In a unanimous September 3 decision, the Supreme Court of the Philippines dismissed a landmark petition to legalize same-sex marriage in the majority Catholic country.

“With the decision not to legalize same-sex marriage, our judges have ruled rightly, underscoring the natural and ethical form of marriage,” Bishop Ruperto Santos told the Rome-based Fides news agency. “The rejection of same-sex marriages reinforces the sanctity of marriage and the stability of the family in the Philippines.”

The court ruled that Jesus Nicardo Falcis III, an openly gay attorney who introduced the petition in 2015, had no legal standing in the case since he had not applied for a marriage license.

Falcis was seeking to have Articles 1 and 2 of the Family Code declared unconstitutional. The Family Code defines marriage as “a special contract of permanent union between a man and a woman.”

The court’s ruling called the petition “premature,” insisting that the issue should be discussed in the legislative session of the Philippine Congress, rather than decided by the courts.

Several Filipino bishops offered comments following the decision, reiterating that homosexual relationships cannot be equated with marriage, neither religious nor civil.

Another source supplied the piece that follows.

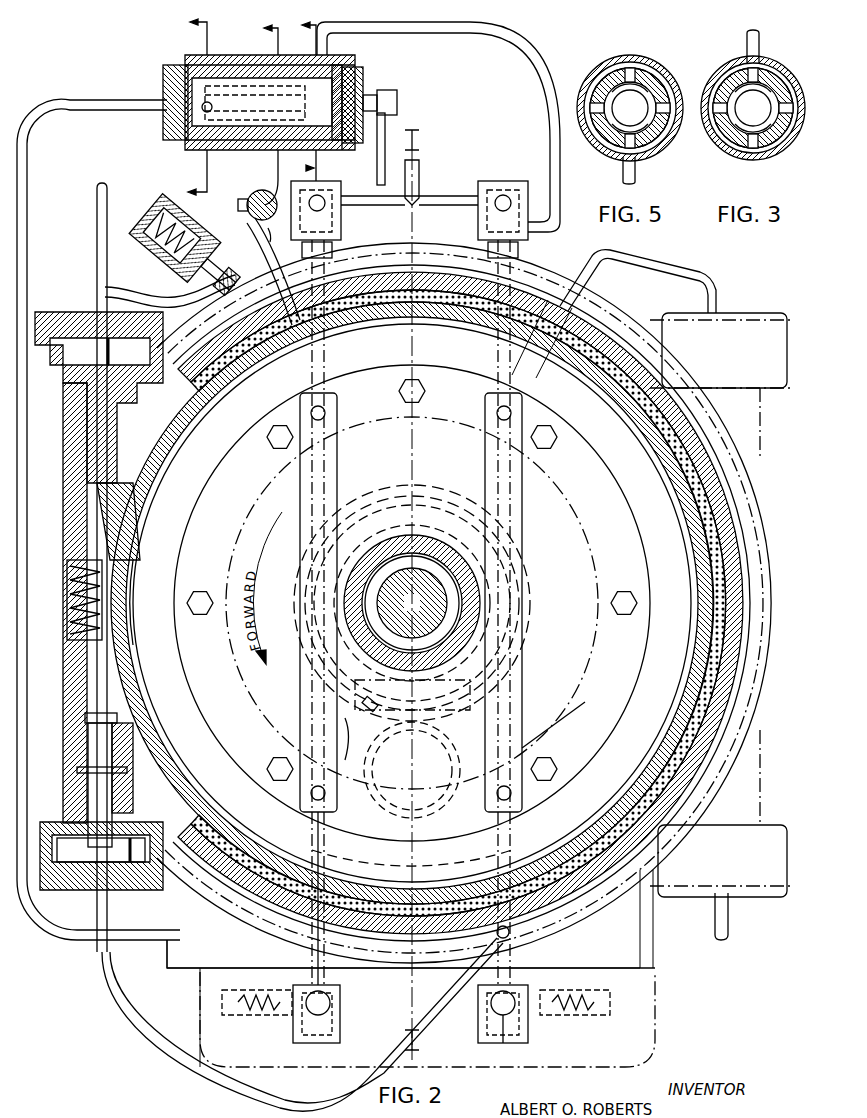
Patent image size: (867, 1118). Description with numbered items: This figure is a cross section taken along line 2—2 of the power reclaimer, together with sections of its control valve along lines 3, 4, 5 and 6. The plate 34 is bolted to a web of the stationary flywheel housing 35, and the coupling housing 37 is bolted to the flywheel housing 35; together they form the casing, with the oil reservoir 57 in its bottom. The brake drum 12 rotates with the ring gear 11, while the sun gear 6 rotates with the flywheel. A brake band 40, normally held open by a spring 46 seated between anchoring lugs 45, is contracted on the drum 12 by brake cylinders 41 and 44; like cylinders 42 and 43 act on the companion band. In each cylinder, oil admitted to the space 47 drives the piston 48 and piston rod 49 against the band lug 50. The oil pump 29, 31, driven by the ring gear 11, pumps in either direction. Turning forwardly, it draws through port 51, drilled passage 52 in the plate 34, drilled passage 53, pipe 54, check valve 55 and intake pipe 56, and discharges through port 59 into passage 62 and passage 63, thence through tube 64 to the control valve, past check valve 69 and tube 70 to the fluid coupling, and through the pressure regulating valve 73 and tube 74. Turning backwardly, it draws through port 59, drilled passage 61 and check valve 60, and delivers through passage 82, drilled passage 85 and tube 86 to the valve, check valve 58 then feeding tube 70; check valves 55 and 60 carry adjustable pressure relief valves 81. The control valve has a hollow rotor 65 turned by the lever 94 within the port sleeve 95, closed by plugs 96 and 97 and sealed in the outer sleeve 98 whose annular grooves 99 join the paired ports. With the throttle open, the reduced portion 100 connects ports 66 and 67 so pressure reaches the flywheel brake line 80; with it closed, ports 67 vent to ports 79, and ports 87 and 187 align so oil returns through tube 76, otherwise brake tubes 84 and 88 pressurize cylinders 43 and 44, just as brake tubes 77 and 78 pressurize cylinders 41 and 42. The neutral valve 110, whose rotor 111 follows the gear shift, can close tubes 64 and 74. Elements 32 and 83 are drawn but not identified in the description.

Bishop Arturo Bastes, of the diocese of Sorsogon, described the attempt to impose same-sex marriage as “immoral,” and praised the Supreme Court for defending the “true nature of marriage.”

Broderick Pabillo, auxiliary bishop of Manila, called the court’s decision “a favorable development for the country,” adding that he hopes “lawmakers will give weight to strengthening families rather than weakening them” should the matter come before Congress.

“The Supreme Court ruling is commendable,” said Catholic lay leader, Mary Jane Castillo. “Marriage has always been between a man and a woman, according to natural law. And the legislation of the Philippines follows that provision.”